# Weedeater Featherlite FX26S



## Sir Thomas (Dec 7, 2013)

This is the first time I've run into problems removing a flywheel. This is a Weedeater Featherlite FX26S (you may as well say Polan) trimmer. The flywheel is held in place by the trimmer shaft sleave and a bolt. Looks like a square opening when the cable to the shaft is attached but normally you loosen it with a hex head wrench. I have a whole set but none fits.


----------



## 30yearTech (Sep 14, 2006)

After looking at the IPL for the model you listed, it appears that it does not have a clutch. The square drive adapter should unscrew from the crankshaft. It should have a hex head at the base near the flywheel and you should be able to use a deep well socket to remove it.


----------



## Sir Thomas (Dec 7, 2013)

30yearTech said:


> After looking at the IPL for the model you listed, it appears that it does not have a clutch. The square drive adapter should unscrew from the crankshaft. It should have a hex head at the base near the flywheel and you should be able to use a deep well socket to remove it.
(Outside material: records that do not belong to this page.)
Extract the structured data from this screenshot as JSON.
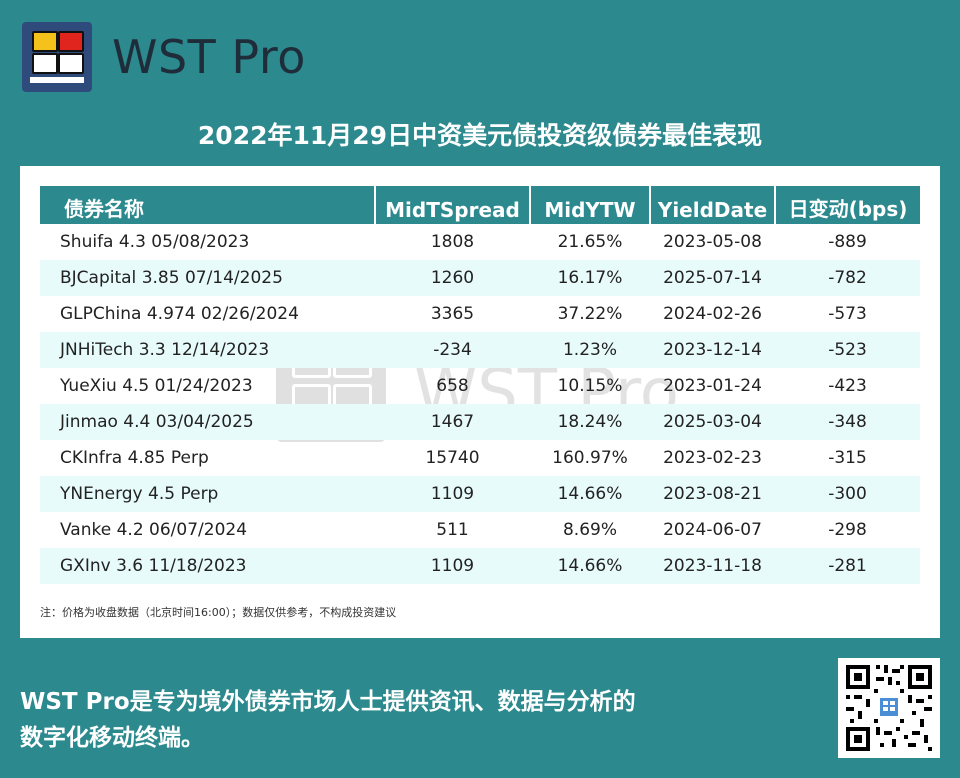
{
  "brand": {
    "name": "WST Pro"
  },
  "headline": "2022年11月29日中资美元债投资级债券最佳表现",
  "table": {
    "headers": [
      "债券名称",
      "MidTSpread",
      "MidYTW",
      "YieldDate",
      "日变动(bps)"
    ],
    "rows": [
      [
        "Shuifa 4.3 05/08/2023",
        "1808",
        "21.65%",
        "2023-05-08",
        "-889"
      ],
      [
        "BJCapital 3.85 07/14/2025",
        "1260",
        "16.17%",
        "2025-07-14",
        "-782"
      ],
      [
        "GLPChina 4.974 02/26/2024",
        "3365",
        "37.22%",
        "2024-02-26",
        "-573"
      ],
      [
        "JNHiTech 3.3 12/14/2023",
        "-234",
        "1.23%",
        "2023-12-14",
        "-523"
      ],
      [
        "YueXiu 4.5 01/24/2023",
        "658",
        "10.15%",
        "2023-01-24",
        "-423"
      ],
      [
        "Jinmao 4.4 03/04/2025",
        "1467",
        "18.24%",
        "2025-03-04",
        "-348"
      ],
      [
        "CKInfra 4.85 Perp",
        "15740",
        "160.97%",
        "2023-02-23",
        "-315"
      ],
      [
        "YNEnergy 4.5 Perp",
        "1109",
        "14.66%",
        "2023-08-21",
        "-300"
      ],
      [
        "Vanke 4.2 06/07/2024",
        "511",
        "8.69%",
        "2024-06-07",
        "-298"
      ],
      [
        "GXInv 3.6 11/18/2023",
        "1109",
        "14.66%",
        "2023-11-18",
        "-281"
      ]
    ]
  },
  "note": "注：价格为收盘数据（北京时间16:00）；数据仅供参考，不构成投资建议",
  "tagline": {
    "line1": "WST Pro是专为境外债券市场人士提供资讯、数据与分析的",
    "line2": "数字化移动终端。"
  },
  "colors": {
    "background": "#2c8a8f",
    "header_bg": "#2c8a8f",
    "row_alt": "#e8fbfb",
    "logo_bg": "#2f4b7c"
  },
  "icons": {
    "logo": "wst-terminal-icon",
    "qr": "qr-code-icon"
  }
}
I have taken them off others with a hex head screwdriver going down there but I tried every size I have and nothing. I was only removing it to clean as I rebuild so I'm not worried about it. It's just the first time I couldn't get one off.


----------



## 30yearTech (Sep 14, 2006)

Sir Thomas said:


> I have taken them off others with a hex head screwdriver going down there but I tried every size I have and nothing. I was only removing it to clean as I rebuild so I'm not worried about it. It's just the first time I couldn't get one off.


Only units with a clutch have screws inside the drive coupler. This one will unscrew from the crankshaft with a socket.


----------